Parsing XML with C#

2019-07-06 22:07发布

问题:

I have an XML file as follows:

I uploaded the XML file : http://dl.dropbox.com/u/10773282/2011/result.xml . It's a machine generated XML, so you might need some XML viewer/editor.

I use this C# code to get the elements in CoverageDSPriv/Module/*.

using System;
using System.Xml;
using System.Xml.Linq;

namespace HIR {
  class Dummy {

    static void Main(String[] argv) {

      XDocument doc = XDocument.Load("result.xml");

      var coveragePriv = doc.Descendants("CoverageDSPriv"); //.First();
      var cons = coveragePriv.Elements("Module");

      foreach (var con in cons)
      {
        var id = con.Value;
        Console.WriteLine(id);
      }
    }
  }
}

Running the code, I get this result.

hello.exe6144008016161810hello.exehello.exehello.exe81061hello.exehello.exe!17main_main40030170170010180180011190190012200200013hello.exe!107testfunctiontestfunction(int)40131505001460600158080216120120017140140018AA

I expect to get

hello.exe
61440
...

However, I get just one line of long string.

  • Q1 : What might be wrong?
  • Q2 : How to get the # of elements in cons? I tried cons.Count, but it doesn't work.
  • Q3 : If I need to get nested value of <CoverageDSPriv><Module><ModuleNmae> I use this code :

    var coveragePriv = doc.Descendants("CoverageDSPriv"); //.First(); var cons = coveragePriv.Elements("Module").Elements("ModuleName");

I can live with this, but if the elements are deeply nested, I might be wanting to have direct way to get the elements. Are there any other ways to do that?

ADDED

var cons = coveragePriv.Elements("Module").Elements();

solves this issue, but for the NamespaceTable, it again prints out all the elements in one line.

hello.exe
61440
0
8
0
1
6
1
61810hello.exehello.exehello.exe81061hello.exehello.exe!17main_main40030170170010180180011190190012200200013hello.exe!107testfunctiontestfunction(int)40131505001460600158080216120120017140140018

Or, Linq to XML can be a better solution, as this post.

回答1:

It looks to me like you only have one element named Module -- so .Value is simply returning you the InnerText of that entire element. Were you intending this instead?

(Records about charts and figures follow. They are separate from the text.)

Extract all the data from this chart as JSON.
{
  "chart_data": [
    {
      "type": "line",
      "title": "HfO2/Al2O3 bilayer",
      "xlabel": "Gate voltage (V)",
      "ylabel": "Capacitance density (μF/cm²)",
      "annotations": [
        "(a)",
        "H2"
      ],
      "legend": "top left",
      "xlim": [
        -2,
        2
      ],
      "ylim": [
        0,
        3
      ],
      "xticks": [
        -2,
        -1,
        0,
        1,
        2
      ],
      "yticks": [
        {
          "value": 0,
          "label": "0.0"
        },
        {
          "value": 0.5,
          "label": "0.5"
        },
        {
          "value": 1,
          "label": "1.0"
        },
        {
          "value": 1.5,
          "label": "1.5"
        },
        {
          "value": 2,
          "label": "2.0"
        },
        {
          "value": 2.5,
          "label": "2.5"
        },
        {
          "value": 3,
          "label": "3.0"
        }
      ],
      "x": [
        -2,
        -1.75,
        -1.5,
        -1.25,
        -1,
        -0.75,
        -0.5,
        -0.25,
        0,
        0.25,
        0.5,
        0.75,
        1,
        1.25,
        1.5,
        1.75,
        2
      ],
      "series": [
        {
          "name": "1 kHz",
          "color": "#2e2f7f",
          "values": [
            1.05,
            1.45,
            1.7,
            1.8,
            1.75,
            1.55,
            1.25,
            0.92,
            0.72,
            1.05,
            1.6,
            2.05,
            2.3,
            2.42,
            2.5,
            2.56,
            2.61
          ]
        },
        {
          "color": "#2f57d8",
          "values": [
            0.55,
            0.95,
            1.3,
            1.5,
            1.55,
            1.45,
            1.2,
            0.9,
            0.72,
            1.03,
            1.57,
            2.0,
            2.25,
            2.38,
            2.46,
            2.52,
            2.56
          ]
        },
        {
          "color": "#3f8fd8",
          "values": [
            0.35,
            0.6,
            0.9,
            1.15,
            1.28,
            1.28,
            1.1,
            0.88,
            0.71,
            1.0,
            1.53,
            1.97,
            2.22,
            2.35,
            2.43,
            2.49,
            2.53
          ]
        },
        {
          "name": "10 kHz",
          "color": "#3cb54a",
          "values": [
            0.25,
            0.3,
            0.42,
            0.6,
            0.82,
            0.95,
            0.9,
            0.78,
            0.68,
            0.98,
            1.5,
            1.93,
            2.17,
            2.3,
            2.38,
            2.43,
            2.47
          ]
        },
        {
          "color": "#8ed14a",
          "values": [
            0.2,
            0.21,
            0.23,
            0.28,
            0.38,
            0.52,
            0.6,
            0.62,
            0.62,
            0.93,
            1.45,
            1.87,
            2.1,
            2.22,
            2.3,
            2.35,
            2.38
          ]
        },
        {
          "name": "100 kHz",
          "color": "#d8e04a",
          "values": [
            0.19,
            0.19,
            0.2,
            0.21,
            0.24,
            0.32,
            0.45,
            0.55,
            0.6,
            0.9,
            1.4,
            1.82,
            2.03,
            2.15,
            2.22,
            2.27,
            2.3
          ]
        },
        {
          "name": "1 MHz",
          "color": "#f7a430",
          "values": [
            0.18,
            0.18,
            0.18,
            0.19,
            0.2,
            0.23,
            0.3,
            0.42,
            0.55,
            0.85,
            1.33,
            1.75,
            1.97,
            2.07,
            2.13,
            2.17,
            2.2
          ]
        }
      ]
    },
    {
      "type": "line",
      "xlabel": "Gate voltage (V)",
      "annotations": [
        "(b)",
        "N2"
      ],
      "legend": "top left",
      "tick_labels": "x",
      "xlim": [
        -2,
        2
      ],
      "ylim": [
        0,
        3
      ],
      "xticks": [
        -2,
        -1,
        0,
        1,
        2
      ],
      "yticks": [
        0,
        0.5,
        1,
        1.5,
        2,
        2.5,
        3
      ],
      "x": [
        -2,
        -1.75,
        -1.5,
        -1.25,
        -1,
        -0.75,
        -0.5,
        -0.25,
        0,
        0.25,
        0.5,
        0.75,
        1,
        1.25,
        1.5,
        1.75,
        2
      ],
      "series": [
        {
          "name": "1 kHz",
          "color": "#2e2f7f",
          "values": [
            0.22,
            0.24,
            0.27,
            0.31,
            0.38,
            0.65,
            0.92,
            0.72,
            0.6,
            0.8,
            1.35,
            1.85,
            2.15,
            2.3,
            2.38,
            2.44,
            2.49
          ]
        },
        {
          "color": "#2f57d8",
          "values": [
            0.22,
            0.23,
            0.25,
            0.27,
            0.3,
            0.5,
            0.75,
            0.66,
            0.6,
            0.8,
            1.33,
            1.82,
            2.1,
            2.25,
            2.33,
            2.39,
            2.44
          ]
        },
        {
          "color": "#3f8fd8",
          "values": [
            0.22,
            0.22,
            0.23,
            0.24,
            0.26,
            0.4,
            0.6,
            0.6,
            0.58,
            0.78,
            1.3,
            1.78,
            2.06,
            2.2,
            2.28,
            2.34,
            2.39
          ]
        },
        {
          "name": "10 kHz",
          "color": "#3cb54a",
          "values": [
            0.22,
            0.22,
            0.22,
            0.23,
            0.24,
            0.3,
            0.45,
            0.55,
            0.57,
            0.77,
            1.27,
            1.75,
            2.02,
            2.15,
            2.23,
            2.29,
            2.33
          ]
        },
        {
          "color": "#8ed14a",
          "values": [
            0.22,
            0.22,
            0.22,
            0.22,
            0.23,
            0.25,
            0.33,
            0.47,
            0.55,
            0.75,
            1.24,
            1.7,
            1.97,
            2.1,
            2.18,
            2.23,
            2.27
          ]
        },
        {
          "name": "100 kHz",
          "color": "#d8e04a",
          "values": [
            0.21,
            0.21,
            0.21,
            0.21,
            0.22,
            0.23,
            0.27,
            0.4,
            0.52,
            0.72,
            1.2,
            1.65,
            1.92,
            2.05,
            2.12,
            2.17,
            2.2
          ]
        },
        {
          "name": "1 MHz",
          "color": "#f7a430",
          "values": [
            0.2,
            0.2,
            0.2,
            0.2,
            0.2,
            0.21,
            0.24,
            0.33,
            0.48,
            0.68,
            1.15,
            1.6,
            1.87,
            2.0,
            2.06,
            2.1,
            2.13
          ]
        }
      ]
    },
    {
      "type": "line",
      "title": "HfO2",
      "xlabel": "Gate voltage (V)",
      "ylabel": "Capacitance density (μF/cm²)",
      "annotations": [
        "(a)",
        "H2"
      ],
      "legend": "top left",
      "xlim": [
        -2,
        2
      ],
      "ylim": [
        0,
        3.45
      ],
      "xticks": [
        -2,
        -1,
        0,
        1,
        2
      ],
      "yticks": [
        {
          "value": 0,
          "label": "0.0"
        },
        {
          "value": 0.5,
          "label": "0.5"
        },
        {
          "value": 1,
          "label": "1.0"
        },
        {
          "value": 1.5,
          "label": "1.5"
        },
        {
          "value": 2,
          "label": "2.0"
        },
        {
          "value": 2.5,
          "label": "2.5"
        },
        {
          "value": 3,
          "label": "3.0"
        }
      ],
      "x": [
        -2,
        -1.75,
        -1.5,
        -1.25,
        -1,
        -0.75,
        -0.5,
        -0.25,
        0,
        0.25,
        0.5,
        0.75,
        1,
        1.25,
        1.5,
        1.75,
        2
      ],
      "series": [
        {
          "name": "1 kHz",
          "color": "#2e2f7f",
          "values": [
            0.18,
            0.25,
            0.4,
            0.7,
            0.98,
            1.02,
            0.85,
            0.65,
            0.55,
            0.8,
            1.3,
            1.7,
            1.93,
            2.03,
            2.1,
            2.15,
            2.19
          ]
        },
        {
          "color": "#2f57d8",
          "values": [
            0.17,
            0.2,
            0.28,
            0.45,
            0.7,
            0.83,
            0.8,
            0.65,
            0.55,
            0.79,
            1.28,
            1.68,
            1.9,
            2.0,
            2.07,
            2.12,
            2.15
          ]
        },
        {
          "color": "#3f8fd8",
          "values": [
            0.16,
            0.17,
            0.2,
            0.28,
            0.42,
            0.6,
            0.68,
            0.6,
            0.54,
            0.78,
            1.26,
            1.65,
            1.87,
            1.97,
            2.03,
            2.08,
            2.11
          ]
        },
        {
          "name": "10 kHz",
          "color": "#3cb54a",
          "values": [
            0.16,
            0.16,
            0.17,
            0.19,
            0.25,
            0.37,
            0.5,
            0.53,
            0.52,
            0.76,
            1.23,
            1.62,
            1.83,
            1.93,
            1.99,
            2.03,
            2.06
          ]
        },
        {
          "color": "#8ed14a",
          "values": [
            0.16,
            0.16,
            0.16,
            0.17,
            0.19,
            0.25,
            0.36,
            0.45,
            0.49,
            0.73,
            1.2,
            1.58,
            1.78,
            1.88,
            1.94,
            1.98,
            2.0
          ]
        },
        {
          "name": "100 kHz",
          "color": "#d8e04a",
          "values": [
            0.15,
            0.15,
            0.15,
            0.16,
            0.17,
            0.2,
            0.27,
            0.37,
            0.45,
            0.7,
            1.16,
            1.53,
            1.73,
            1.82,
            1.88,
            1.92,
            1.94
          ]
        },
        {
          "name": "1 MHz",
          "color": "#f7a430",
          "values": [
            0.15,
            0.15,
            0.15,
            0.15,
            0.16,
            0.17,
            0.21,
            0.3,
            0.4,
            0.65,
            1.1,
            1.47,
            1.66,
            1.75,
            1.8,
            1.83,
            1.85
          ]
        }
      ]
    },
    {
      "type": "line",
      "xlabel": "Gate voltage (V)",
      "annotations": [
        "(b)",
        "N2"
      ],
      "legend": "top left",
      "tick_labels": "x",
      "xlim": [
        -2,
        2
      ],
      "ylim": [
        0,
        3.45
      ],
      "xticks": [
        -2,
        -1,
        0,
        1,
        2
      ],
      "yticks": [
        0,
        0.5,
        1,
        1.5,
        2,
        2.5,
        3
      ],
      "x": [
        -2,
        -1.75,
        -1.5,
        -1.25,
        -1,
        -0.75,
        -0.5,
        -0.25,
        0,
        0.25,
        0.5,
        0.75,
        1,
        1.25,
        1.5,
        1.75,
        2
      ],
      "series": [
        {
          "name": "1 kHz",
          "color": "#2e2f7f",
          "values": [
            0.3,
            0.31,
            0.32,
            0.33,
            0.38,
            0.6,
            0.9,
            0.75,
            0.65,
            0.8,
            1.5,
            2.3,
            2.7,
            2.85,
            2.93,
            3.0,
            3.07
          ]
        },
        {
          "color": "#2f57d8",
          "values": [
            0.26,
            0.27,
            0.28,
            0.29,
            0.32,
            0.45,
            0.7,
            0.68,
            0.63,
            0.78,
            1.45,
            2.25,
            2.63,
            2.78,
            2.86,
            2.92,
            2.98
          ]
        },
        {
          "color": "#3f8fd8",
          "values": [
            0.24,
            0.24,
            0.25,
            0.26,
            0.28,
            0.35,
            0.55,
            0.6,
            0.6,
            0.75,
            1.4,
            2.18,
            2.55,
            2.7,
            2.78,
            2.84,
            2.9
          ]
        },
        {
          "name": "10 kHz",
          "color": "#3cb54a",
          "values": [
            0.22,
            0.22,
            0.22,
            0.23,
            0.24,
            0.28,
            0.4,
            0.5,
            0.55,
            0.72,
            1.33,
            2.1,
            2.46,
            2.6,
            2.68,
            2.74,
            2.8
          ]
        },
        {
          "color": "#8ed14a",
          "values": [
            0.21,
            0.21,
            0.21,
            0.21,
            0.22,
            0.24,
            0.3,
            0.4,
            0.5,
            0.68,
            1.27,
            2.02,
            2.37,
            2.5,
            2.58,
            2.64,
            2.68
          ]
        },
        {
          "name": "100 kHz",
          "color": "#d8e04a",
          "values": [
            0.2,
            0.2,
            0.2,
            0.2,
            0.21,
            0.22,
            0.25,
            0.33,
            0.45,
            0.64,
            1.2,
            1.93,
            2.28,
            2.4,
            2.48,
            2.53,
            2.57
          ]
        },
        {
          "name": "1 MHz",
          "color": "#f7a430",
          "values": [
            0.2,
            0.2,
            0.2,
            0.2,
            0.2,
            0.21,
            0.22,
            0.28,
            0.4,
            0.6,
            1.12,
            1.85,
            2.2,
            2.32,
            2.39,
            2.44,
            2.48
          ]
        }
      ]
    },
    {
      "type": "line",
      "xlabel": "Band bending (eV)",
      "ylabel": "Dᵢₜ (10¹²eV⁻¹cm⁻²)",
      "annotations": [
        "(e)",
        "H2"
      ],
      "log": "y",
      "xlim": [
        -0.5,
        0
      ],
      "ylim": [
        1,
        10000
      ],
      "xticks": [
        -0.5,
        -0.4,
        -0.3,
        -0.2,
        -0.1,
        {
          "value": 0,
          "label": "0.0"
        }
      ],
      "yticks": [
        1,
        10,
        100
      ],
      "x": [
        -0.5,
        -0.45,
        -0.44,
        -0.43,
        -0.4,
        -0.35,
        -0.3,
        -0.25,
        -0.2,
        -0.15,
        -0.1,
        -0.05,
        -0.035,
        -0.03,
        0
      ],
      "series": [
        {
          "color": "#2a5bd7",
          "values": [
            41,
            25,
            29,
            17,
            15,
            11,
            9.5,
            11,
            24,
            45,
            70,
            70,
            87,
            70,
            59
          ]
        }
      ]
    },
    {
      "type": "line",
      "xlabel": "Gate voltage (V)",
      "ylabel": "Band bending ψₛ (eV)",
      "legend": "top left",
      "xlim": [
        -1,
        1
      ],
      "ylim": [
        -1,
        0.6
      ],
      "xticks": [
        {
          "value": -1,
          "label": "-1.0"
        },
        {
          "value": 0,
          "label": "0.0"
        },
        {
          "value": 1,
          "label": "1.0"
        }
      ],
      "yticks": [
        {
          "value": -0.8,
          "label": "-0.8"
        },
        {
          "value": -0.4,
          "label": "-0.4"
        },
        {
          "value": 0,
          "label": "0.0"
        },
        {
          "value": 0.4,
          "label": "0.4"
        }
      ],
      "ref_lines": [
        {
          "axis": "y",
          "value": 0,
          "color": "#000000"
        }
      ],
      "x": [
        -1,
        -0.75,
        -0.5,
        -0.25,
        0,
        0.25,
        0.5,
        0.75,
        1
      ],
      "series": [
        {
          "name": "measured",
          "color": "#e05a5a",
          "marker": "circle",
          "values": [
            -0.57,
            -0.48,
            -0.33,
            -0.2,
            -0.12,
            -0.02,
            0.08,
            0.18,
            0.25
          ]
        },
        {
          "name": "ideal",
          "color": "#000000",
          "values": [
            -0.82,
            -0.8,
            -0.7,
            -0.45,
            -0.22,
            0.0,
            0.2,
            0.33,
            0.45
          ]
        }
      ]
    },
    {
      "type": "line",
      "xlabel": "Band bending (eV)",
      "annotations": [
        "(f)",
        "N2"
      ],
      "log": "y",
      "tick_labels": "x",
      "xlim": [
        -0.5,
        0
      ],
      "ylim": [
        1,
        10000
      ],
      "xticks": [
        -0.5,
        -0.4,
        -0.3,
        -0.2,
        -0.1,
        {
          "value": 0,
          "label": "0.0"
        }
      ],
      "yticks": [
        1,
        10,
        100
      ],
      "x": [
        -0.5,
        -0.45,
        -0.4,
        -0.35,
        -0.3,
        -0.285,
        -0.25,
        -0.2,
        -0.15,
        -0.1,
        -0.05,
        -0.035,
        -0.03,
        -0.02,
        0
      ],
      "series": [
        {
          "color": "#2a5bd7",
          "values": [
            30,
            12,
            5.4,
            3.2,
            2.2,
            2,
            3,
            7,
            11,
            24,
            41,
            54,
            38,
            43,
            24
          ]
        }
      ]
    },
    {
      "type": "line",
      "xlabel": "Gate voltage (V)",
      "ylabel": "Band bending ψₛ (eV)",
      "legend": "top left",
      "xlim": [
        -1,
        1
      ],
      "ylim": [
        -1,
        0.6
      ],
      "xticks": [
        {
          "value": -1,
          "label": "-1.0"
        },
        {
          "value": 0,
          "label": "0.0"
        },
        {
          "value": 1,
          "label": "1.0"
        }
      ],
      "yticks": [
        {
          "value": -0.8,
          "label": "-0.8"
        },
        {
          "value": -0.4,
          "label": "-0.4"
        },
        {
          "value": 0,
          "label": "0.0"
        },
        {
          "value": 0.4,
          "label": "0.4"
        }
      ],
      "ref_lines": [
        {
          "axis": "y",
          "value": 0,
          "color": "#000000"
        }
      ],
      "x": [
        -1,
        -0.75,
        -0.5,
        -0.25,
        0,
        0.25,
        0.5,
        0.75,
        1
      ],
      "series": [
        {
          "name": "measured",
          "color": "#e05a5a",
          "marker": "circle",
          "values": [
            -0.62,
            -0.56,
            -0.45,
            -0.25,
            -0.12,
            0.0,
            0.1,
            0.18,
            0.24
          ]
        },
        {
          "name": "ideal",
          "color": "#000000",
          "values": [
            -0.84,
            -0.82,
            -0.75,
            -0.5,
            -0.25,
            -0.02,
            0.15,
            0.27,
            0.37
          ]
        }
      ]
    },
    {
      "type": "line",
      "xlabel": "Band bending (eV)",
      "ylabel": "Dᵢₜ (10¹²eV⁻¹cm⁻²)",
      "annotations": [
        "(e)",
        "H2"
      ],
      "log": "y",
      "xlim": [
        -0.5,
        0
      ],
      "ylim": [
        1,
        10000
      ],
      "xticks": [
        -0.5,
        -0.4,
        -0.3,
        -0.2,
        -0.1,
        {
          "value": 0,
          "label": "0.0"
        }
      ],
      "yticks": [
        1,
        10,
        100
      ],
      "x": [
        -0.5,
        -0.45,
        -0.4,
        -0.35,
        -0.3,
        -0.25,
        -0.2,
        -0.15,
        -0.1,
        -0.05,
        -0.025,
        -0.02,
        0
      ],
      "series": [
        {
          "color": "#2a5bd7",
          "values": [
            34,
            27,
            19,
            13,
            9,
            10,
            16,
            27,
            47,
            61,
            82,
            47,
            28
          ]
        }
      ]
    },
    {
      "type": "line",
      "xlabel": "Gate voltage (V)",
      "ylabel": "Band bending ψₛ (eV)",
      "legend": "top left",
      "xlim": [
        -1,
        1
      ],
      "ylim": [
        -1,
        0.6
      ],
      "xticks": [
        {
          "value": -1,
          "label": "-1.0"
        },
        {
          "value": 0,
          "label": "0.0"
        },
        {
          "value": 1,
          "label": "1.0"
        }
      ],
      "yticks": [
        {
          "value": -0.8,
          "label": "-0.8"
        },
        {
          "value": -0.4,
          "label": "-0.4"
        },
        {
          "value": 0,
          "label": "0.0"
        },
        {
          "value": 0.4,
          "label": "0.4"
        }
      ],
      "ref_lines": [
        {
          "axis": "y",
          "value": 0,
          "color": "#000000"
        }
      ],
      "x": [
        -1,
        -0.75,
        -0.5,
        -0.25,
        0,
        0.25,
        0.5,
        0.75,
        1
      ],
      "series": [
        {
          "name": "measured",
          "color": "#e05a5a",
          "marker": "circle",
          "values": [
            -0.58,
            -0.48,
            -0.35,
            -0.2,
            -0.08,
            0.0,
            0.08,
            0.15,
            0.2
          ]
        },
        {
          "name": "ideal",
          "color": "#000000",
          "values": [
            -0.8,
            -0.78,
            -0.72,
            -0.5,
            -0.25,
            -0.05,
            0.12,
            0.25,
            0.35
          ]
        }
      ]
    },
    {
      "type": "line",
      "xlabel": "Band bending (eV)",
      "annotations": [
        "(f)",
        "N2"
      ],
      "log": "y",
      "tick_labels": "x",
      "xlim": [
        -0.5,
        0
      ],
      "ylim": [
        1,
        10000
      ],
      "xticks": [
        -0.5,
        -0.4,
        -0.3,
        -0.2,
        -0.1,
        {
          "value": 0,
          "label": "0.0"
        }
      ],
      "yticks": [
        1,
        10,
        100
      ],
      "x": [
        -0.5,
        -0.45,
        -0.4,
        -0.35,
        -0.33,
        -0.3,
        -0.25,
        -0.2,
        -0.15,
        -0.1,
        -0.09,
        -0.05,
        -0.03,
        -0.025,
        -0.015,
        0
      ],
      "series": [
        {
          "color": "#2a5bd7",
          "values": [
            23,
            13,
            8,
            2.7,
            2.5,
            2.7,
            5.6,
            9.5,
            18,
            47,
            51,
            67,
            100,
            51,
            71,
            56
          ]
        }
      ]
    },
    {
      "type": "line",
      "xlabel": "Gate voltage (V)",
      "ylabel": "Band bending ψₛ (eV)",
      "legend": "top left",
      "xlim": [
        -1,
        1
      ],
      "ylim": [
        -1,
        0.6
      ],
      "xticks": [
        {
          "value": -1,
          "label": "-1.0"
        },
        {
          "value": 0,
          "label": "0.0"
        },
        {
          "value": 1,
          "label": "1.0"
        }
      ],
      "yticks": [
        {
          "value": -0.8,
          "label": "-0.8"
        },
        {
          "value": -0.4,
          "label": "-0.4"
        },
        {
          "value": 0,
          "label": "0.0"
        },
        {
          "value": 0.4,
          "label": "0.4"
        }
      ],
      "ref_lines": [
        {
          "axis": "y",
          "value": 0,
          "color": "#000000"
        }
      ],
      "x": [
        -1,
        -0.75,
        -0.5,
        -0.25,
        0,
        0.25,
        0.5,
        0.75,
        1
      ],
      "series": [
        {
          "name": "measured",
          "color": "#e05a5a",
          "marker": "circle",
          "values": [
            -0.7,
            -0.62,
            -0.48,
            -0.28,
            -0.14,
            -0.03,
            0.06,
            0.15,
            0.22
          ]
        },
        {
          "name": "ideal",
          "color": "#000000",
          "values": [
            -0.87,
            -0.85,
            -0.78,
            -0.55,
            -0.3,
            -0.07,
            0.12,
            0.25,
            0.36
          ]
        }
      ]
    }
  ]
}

coveragePriv.Element("Module").Elements();

This would return all the child elements of the Module element, which seems to be what your'e after.

Update:

<NamespaceTable> is a child of <Module> but you appear to want to handle it similarly to <Module> in that you want to write out each child element. Thus, one brute-force approach would be to add another loop for <NamespaceTable>:

foreach (var con in cons)
{
    if (con.Name == "NamespaceTable") 
    {
        foreach (var nsElement in con.Elements()) 
        {
            var nsId = nsElement.Value;
            Console.WriteLine(nsId);
        }
    }
    else
    {
        var id = con.Value;
        Console.WriteLine(id);
    }
}

Alternatively, perhaps you'd rather just denormalize them altogether via .Descendents():

var cons = coveragePriv.Element("Module").Descendents();

foreach (var con in cons)
{
    var id = con.Value;
    Console.WriteLine(id);
}


回答2:

XMLElement.Value has unexpected results. In XML using .net you are really in charge of manually traversing the xml tree. If the element is text then value may return what you want but if its another element then not so much.

I have done a lot of xml parsing and I find there are way better ways to handle XML depending on what you are doing with the data.

1) You can look into XSLT transforms if you plan on outputting this data as text, more xml, or html. This is a great way to convert the data to some other readable format. We use this when we want to display our metadata on our website in html.

2) Look into XML Serialization. C# makes this very easy and it is amazing to use because then you can work with a regular C# object when consuming the data. MS even has tools to create the serlization class from the XML. I usually start with that, clean it up and add my own tweaks to make it work as I wish. The best way is to deserialize the object to XML and see if that matches what you have.

3) Try Linq to XML. It will allow you to query the XML as if it were a database. It is a little slower generally but unless you need absolute performance it works very well for minimizing your work.